Homework 3: a relay chat server

Due date: Mar. 1, 2019

Given an existing chat node program (this was the topic of a cs450 homework in an earlier year), your job is to extend it to support multiple nodes. Clients connect to a nearby node, and all messages are delivered to all clients, no matter what node they connect to.

You'll find the template code here: https://github.com/bitslab/cs450/tree/master/relay-chat

Basic Operation

The node can be started in standalone, or peer mode. In standalone mode, a listening port is provided on the command line, as in the template code. In peer mode, the address and port of another node are also provided (as the second and third arguments).

Any message sent by a client is forwarded to all peers, and the client experience is identical to if all clients were connected to the same node. You do not need to support the "whisper" functionality provided by the template code. nodes follow a standard protocol for node-to-node communication:

Peer-to-Peer Protocol

Your program needs to conform to a standard protocol, in order to be compatible both with the reference node, and with the nodes of your classmates. When passed two more parameters: remote peer address, and remote peer port, your node should connect to the remote peer to join the peer-to-peer chat network.

To connect to a peer node, use the same port that is accepting client connections. Send the command:

peer <port>

to indicate that this is a peer node, and not a client connecting. The port provided is the port number that the connecting node is listening on. No IP is specified: instead, the IP of the incoming connection is used (see the Fault Tolerance part below).

All communication after the peer command conforms to a packetized messaging protocol, as described by these C types:

struct header {
enum {MESSAGE=1,FAILOVER=2,REBALANCE=3} type;
unsigned int length; // in host order (little endian)
};

struct peer {
in_addr_t addr;
unsigned short port; // in network byte order
};

struct failover_message {
struct header hdr;
struct peer node;
};

struct rebalance_message {
struct header hdr;
struct peer node;
};

struct chat_message {
struct header hdr;
char payload[];
};

The type and length fields in the header are used to split the continuous binary stream of bytes into individual messages. Here, the chat message payload is just a string, but its length is determined by the total length of the message, as specified in the header.

The failover and rebalance messages have the same structure. The peer struct is used to describe another peer in the network. The addr field is the node's address, as seen by its directly connected peer, and the port is the port specified by the peer in the initial peer message.

Fault Tolerance

Occasionally, a node will disappear from the network. Its immediate (telnet) clients are then out of luck. However, the network as a whole needs to immediately recover from this failure. To ensure continued correct operation, nodes announce failover peers to their neighbors. If a node fails, its downstream neighbors must all connect to the failover peer. 

For correct operation, announce the upstream peer as failover peer. If the node has no upstream select one downstream peer and stick to it until it disconnects.

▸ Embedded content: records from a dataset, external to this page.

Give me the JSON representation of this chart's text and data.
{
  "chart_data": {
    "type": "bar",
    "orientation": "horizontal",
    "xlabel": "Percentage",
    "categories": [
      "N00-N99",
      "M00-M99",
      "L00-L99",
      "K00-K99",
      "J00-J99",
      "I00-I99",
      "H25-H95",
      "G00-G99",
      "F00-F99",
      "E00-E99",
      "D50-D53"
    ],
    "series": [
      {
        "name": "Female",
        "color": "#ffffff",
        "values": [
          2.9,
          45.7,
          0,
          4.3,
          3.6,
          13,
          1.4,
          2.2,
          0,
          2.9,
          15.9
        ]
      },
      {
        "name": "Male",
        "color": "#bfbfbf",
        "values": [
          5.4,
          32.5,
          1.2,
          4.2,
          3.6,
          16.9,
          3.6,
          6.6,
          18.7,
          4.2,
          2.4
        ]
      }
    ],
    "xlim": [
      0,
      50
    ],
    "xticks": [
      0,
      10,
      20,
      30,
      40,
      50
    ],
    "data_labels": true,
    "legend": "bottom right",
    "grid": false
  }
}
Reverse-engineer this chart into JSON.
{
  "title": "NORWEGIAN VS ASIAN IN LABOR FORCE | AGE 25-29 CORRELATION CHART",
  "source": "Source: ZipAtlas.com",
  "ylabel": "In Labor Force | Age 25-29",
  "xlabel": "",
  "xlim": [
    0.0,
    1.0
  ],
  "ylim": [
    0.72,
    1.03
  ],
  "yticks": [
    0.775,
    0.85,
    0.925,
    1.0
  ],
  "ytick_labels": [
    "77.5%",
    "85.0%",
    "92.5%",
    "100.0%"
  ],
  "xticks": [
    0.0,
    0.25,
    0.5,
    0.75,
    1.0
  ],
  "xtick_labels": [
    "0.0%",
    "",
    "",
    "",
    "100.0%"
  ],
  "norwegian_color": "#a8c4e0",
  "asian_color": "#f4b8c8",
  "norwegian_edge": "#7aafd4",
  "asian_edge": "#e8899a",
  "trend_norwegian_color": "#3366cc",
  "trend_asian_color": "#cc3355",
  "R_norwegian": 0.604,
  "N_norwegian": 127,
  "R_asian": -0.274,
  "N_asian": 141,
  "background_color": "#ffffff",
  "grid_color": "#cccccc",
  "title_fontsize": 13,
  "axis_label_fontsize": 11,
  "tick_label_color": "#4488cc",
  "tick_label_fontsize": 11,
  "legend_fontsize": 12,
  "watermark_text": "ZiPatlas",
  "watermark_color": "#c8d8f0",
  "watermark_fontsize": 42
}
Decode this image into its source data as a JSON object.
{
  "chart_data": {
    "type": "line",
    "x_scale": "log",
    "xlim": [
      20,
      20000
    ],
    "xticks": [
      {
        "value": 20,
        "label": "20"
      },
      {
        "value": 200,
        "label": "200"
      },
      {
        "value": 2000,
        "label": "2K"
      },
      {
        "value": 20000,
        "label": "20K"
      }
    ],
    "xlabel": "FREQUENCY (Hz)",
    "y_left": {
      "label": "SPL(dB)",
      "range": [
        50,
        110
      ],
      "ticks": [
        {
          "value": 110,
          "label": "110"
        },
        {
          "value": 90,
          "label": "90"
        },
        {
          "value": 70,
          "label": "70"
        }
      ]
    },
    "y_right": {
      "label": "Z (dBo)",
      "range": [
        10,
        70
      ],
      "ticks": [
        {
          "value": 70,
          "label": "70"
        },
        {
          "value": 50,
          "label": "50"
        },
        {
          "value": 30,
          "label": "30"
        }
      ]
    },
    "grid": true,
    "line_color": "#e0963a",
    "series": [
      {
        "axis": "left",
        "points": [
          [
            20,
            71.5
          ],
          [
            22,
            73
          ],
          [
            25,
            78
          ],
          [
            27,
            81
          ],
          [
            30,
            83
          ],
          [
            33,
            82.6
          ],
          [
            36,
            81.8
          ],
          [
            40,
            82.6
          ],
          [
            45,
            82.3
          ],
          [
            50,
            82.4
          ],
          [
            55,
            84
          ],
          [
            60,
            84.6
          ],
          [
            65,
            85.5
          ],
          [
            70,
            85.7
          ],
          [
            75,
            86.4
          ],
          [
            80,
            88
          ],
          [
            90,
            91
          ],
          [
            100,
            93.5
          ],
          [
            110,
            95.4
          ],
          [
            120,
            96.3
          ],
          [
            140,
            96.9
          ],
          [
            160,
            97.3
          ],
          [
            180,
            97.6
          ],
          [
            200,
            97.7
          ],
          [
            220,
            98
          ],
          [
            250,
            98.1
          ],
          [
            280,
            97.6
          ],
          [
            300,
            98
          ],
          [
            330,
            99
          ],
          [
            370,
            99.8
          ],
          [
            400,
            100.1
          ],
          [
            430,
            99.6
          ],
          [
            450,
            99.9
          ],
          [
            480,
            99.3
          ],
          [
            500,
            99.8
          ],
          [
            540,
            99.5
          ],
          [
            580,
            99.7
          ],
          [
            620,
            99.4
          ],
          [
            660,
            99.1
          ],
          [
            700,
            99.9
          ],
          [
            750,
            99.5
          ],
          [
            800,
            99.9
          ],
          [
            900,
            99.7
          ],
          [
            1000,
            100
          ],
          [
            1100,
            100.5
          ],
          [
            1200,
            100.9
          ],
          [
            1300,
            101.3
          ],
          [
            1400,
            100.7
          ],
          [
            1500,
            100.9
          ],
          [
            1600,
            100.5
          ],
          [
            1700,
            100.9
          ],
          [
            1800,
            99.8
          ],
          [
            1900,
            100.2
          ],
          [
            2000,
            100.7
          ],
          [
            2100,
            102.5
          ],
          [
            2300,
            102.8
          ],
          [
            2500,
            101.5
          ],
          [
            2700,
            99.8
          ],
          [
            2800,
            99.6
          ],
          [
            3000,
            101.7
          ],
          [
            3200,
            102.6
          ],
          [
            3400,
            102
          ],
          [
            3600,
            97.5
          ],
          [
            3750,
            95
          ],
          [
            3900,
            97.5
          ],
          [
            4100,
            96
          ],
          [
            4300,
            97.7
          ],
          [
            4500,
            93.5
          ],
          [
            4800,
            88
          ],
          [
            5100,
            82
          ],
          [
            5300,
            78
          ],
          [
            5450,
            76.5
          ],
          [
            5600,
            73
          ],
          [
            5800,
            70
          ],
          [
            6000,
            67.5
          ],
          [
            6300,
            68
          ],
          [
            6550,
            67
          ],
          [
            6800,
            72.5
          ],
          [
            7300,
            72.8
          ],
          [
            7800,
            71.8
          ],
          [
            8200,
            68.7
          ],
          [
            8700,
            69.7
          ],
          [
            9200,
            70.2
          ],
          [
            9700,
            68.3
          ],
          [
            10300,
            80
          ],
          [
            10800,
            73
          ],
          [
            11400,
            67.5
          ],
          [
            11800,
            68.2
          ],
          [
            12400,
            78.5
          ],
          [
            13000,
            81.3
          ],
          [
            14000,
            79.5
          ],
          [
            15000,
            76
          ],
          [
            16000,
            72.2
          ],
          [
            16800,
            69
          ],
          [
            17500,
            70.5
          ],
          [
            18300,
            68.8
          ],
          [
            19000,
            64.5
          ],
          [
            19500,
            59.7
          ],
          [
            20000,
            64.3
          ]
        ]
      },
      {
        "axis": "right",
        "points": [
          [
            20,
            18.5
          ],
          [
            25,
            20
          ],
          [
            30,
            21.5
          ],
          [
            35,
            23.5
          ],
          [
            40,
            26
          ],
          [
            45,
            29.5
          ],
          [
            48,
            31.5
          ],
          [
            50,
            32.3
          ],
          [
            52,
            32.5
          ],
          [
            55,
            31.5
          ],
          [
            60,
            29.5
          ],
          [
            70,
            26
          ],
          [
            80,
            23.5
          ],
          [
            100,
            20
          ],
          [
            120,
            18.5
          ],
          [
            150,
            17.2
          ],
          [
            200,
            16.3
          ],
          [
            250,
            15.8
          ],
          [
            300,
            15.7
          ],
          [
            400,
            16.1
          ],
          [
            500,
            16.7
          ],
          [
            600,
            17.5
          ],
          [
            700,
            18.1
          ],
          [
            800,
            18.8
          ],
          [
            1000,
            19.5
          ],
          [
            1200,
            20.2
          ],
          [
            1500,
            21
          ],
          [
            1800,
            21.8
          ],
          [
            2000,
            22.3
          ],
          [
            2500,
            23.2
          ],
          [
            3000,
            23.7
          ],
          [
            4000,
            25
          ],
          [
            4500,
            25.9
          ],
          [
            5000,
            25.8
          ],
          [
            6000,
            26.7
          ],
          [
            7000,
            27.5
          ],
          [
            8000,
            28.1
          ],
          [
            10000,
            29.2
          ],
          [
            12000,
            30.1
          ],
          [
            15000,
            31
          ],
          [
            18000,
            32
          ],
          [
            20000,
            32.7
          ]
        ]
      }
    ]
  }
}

If the failover peer disconnects, select a new failover peer as appropriate and announce it to the other peers.

Load Balancing

The rebalance message serves to allow nodes to shed downstream peers to other nodes. When a node receives a rebalance message, it must connect to the specified peer, and upon success, disconnect from the current upstream peer.

If your node has direct connections to more than 3 nodes, make it try to shed some of them to its downstream peers. Warning: not every peer will be reachable at the specified IP and port. Before sending a rebalance message, verify that the target peer is indeed reachable.

Some test cases

Here are some things we will test.

  • two peers, a telnet client connected to each: chat messages are correctly forwarded.
  • three peers, a telnet client connected to each: chat messages are correctly forwarded.
  • three peers, a telnet client connected to each. The middle peer is killed - chat messages continue to be forwarded correctly.
  • three peers, last two connected to the first one. First peer is killed - chat messages continue to be forwarded correctly.
  • four peers, last three connected to the first one. The initial failover peer is killed, then the first peer. Communication between the remaining peers continue as expected.
  • five peers, last four connected to the first peer. fifth peer is told to rebalance to another peer: disconnects, and joins the other peer. Chat messages forwarded as expected.

Reference server

Once you have a working implementation, try connecting to the reference server at IP address 131.193.34.70, port 8080. You may telnet to it directly, to act as a chat client, or connect your peer(s) to it. Verify that locally connected telnet clients are able to chat with telnet clients connected to the reference server.

Be aware that the reference server may issue rebalance requests, failover messages and disconnect abruptly. Rebalance and failover events may connect you to peers of other classmates, and chat messages will be arriving from all peers connected to the network.

Turn-in

Use this link to turn in your homework via github classroom.